In other sections of his book, Matambo argues that despite the existence of several peace-building initiatives that have been set in motion; these are often impeded by repressive government policies, actions, and the reactions of traditional leaders, all of which embolden the perpetrators of Afro-phobic violence as justifiably right. The African National Congress (ANC) used the strategy of distracting South Africans from its failures by denying Afro-phobic attacks on black immigrants, and it did so through its unfortunate portrayal of the violence as criminal rather than xenophobic. This strategy has helped to exacerbate the Afro-phobic violence and tendencies among the deprived black South Africans. It has also emboldened acts such as the widespread online resentment of the black South African youths against Nigerian immigrants in South Africa due to the perceived preponderant socioeconomic influence of Nigerian immigrants in their towns and provinces. Morever, black South African dissidents ingeniously weaponized the criminalization of Nigerian and Zimbabwean “others” using the #ZimbabweansMustGo and #NigeriansMustGo to drive home the #PutSouthAfricansFirst agenda. Online activities such as these have, argued Matambo, emboldened the scapegoating of black immigrants and the normalizing of attacks, killings, and looting of shops and businesses owned by black immigrants, without just retribution. All this has had devastating effects on black immigrants in Gauteng, KwaZulu-Natal, and Limpopo, where the highest incidence of xenophobic attacks occurred (139).
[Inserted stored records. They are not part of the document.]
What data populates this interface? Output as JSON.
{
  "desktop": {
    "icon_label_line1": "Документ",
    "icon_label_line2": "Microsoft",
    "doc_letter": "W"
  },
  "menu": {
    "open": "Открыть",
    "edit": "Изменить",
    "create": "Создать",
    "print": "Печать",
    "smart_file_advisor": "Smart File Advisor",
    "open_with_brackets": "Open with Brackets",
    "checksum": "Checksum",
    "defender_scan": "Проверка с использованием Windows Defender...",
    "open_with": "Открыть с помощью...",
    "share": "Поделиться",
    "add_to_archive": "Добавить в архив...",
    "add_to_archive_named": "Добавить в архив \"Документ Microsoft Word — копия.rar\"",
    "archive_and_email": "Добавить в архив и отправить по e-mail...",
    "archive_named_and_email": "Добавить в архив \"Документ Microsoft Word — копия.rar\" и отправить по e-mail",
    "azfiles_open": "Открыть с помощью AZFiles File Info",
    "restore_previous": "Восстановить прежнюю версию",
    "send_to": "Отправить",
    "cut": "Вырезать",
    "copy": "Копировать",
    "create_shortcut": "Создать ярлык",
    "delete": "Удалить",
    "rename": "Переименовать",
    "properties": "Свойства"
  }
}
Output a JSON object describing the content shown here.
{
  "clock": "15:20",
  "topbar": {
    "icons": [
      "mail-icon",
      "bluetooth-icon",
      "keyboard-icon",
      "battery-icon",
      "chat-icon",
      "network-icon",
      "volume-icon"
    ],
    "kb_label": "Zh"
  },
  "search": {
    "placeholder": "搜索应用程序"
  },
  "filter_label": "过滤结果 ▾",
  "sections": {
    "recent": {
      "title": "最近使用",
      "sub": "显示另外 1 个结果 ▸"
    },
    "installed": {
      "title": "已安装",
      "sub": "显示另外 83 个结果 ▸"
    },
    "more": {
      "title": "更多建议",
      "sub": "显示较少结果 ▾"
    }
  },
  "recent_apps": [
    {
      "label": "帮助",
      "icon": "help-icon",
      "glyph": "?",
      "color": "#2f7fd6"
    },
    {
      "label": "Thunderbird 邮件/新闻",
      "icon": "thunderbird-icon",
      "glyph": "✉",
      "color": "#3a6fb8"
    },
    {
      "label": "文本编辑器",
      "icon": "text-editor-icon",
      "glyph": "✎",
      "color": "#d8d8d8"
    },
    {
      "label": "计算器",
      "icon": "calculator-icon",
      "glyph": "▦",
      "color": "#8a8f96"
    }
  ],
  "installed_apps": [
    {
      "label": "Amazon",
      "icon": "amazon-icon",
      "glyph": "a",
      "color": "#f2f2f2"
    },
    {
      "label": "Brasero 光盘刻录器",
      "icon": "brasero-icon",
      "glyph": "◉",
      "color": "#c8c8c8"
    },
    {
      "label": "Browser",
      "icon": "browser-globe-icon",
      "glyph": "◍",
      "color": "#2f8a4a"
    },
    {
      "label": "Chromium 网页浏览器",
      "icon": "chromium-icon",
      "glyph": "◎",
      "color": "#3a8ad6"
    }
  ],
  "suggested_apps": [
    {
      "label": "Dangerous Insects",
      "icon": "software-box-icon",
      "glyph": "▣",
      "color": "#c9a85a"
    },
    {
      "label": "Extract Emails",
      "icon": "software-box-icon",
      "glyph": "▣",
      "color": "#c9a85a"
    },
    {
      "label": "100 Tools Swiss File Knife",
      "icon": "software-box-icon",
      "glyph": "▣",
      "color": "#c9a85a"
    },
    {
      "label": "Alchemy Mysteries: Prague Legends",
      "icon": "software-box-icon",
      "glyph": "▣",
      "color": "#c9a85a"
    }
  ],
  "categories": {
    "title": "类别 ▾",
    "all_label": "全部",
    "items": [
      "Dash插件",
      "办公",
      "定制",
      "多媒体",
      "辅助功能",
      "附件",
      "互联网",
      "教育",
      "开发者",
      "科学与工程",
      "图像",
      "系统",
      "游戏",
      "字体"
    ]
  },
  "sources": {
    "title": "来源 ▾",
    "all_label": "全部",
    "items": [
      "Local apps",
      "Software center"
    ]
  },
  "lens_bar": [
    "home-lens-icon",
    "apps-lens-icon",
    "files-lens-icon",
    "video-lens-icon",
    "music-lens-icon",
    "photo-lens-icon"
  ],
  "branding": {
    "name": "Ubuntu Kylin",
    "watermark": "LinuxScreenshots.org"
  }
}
Sky Mkuti argues in Chapter eleven that these experiences underscore the need for South Africa—and, by extension, African states—to spread the values of pan-Africanists beyond the confines of the few African elites and domesticate it among the “uneducated” Africans. Secondly, there is a need for the adoption of a pan-Africanist development model that gives credence to the historical subjugation of the African people and prioritizes the attainment of a better quality of life for the black race. Overall, the book exposes the evil of Afro-phobia in South Africa, drawing from its multidimensional perspectives. However, none of the chapters propose a specific intervention for unlearning the psychosocial tendency for hate towards black immigrants. Nevertheless, it proposes the embracement of Pan-Africanist values of the brotherhood of the African people as a panacea for Afro-phobia in South Africa.